In a wonderful letter to Czeslaw Milosz Thomas Merton writes about resurrection consciousness – “life is on our side” – where the God whom we seek is not to be found in intellectually satisfying systems of thought, but rather in the muddle and agony of a man being humiliated and executed. Merton’s resurrection consciousness is full of the cross – struggles with despair, violence, dishonesty and betrayal, but a despair that Merton believes can lead to rebirth and the light of Christ, and where the consciousness is awareness that from the darkest times rebirth can take place. In the trauma is the transcendence.

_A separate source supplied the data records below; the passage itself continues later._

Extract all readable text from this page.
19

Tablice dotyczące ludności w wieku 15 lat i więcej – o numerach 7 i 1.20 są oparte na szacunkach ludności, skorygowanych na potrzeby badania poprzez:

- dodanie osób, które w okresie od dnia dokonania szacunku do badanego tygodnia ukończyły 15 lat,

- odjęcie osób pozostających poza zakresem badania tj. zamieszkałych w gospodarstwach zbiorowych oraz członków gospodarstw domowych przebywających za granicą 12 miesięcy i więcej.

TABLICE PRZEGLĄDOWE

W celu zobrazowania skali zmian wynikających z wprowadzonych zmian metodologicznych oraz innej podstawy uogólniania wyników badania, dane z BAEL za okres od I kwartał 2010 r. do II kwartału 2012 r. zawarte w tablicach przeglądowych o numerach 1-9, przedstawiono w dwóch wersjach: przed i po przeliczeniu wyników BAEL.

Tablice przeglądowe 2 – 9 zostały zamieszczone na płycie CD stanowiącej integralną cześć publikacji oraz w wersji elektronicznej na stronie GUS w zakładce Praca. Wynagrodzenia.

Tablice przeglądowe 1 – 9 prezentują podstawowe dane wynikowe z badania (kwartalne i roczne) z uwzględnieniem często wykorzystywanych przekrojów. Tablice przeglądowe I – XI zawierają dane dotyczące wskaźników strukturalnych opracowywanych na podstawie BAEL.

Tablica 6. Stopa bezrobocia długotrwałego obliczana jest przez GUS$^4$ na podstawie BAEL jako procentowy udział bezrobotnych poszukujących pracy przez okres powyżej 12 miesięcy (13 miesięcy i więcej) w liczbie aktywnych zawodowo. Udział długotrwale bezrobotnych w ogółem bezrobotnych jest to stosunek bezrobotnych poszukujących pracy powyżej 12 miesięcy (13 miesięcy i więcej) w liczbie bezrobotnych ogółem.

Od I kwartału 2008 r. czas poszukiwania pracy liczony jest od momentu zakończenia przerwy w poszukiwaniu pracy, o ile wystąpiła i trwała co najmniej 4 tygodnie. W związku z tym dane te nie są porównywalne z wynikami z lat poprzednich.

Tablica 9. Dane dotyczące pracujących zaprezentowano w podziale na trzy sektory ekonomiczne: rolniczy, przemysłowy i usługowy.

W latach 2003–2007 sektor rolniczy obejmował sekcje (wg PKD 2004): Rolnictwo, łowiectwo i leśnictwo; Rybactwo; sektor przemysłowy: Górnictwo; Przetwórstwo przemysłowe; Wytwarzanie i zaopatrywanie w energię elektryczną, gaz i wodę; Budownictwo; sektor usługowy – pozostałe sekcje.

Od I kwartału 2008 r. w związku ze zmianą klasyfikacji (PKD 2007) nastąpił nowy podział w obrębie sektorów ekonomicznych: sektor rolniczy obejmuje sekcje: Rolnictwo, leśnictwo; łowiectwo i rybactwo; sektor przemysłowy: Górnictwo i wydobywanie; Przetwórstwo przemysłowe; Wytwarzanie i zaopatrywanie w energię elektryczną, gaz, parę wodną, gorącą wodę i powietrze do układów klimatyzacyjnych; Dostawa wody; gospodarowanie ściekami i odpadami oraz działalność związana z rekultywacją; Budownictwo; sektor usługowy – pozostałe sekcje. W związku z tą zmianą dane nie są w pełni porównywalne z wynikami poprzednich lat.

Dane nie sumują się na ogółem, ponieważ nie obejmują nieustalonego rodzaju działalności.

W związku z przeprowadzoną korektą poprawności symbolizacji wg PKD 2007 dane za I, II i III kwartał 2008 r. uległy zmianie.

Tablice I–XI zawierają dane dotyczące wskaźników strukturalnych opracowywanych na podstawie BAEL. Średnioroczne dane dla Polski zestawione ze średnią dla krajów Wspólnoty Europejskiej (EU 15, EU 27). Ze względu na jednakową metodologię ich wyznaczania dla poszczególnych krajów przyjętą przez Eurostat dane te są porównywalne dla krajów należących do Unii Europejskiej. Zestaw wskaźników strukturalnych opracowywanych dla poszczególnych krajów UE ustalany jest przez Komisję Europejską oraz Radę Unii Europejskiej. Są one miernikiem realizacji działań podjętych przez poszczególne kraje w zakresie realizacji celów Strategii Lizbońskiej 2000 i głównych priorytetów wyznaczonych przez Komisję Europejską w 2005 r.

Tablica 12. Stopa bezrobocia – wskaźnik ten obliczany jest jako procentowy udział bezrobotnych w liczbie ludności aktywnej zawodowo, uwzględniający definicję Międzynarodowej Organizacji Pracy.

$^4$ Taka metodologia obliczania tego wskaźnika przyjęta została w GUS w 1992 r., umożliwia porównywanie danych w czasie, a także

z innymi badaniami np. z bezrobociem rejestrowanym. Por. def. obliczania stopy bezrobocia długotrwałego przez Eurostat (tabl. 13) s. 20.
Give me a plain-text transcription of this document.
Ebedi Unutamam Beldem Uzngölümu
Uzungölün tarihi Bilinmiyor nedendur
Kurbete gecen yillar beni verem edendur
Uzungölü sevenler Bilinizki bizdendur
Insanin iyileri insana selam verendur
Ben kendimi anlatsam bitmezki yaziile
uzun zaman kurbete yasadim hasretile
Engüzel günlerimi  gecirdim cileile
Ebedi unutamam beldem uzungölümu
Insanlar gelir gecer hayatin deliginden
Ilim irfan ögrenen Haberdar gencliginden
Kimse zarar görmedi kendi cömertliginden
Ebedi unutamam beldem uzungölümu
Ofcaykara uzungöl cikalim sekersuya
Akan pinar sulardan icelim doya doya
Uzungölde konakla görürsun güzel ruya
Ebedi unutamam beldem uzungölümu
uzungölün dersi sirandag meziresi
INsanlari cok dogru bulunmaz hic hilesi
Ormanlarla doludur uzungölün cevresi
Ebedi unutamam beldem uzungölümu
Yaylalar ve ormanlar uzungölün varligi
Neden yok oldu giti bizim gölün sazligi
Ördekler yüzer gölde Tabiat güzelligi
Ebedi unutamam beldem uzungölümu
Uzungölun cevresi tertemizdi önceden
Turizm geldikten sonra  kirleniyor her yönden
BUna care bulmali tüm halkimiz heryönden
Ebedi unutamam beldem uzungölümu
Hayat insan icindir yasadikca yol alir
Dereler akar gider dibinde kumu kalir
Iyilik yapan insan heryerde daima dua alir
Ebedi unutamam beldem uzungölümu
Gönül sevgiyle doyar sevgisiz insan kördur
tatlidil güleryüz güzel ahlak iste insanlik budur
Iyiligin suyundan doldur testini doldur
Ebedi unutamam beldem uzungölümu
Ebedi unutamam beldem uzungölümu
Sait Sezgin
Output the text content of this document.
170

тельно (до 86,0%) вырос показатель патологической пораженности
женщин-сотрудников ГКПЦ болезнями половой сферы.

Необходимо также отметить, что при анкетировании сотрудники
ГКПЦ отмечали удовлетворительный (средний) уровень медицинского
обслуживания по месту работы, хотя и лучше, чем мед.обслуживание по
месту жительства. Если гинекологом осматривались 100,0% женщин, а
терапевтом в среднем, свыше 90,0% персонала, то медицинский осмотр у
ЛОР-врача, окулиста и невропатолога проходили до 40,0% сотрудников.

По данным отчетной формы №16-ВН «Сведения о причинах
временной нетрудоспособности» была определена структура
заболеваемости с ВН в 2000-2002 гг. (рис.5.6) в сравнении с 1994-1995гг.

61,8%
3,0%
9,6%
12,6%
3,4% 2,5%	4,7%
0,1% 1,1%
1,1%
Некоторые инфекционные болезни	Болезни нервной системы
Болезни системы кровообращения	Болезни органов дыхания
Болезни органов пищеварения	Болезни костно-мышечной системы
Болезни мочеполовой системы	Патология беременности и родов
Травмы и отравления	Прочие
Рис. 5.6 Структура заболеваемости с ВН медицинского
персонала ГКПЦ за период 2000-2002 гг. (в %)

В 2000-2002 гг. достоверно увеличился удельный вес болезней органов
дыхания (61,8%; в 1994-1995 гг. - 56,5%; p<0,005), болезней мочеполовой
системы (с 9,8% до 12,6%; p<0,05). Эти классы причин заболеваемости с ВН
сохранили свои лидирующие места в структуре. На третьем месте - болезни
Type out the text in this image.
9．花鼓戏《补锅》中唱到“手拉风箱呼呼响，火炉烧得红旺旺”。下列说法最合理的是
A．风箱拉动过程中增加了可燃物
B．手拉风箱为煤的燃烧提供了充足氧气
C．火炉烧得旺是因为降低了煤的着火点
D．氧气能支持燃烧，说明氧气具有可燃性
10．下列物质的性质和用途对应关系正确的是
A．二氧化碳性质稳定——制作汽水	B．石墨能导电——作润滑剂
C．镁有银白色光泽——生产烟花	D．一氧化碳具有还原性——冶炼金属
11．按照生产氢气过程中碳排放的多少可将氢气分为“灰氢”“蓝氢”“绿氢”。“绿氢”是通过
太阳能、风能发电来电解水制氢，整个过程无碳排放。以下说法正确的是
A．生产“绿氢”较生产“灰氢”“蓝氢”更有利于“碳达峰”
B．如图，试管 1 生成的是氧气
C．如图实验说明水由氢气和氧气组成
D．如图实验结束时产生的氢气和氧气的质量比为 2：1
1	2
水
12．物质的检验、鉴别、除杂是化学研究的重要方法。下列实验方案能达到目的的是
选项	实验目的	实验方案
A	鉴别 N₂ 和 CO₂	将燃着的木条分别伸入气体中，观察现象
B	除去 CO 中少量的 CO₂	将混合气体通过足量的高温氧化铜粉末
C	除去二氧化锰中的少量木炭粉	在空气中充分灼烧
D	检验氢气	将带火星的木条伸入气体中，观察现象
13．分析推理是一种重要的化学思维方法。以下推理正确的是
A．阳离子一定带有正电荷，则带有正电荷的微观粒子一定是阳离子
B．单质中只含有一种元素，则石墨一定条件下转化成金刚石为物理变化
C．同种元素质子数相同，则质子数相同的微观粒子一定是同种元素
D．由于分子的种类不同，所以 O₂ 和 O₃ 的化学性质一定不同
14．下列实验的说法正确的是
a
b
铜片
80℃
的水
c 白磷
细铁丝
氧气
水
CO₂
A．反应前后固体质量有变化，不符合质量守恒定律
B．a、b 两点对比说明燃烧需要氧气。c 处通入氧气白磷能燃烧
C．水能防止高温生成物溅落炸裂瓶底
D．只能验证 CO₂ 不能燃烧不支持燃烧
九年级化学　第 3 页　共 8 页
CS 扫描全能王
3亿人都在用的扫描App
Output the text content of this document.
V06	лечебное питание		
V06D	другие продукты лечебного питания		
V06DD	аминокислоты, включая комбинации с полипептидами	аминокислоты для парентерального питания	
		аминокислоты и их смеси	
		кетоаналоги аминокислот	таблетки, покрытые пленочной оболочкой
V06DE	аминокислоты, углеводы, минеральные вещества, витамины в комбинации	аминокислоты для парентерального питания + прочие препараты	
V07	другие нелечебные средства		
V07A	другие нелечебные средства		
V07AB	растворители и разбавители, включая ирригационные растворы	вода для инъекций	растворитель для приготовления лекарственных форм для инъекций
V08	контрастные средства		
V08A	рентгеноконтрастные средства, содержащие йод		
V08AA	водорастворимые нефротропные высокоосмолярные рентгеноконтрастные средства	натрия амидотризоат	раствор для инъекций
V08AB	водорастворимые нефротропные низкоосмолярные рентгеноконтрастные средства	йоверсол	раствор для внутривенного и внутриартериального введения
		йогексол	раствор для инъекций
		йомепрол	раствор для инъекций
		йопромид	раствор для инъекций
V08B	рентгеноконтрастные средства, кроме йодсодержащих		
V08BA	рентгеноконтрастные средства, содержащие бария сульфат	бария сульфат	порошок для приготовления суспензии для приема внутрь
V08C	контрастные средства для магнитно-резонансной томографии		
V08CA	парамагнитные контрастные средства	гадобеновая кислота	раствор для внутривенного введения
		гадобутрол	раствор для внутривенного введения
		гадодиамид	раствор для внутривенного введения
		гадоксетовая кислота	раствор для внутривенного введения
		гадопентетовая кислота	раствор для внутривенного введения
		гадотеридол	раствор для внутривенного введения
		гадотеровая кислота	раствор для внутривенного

The dividing line between despair and faith can be a mere thread; when the soul is at the very edge of the abyss it can in an instant be snatched into safety. There need not be any long twilight separating darkness from dawn. The sun can suddenly arise – strangely and unexpectedly out of the most unpromising sky. Merton shows us how both faith and despair can be paradoxical and contradictory; to be human is to be many things sometimes consecutively and sometimes almost at the same time: both the shadow and the persona; the false and the true self; wise and foolish; dead and alive – crucified and resurrected.

Merton writes that Easter celebrates the victory of love over everything and in the letter he expresses it in this way:

“… Life is on our side. The silence and the Cross of which we know are forces that cannot be defeated. In silence and suffering, in the heartbreaking effort to be honest in the midst of dishonesty (most of all our own dishonesty), in all these is victory. It is Christ in us who drives us through darkness to a light of which we have no conception and which can only be found by passing through apparent despair. Everything has to be tested. All relationships have to be tried. All loyalties have to pass through fire. Much has to be lost. Much in us has to be killed, even much that is best in us. But Victory is certain. The Resurrection is the only light, and with that light there is no error.”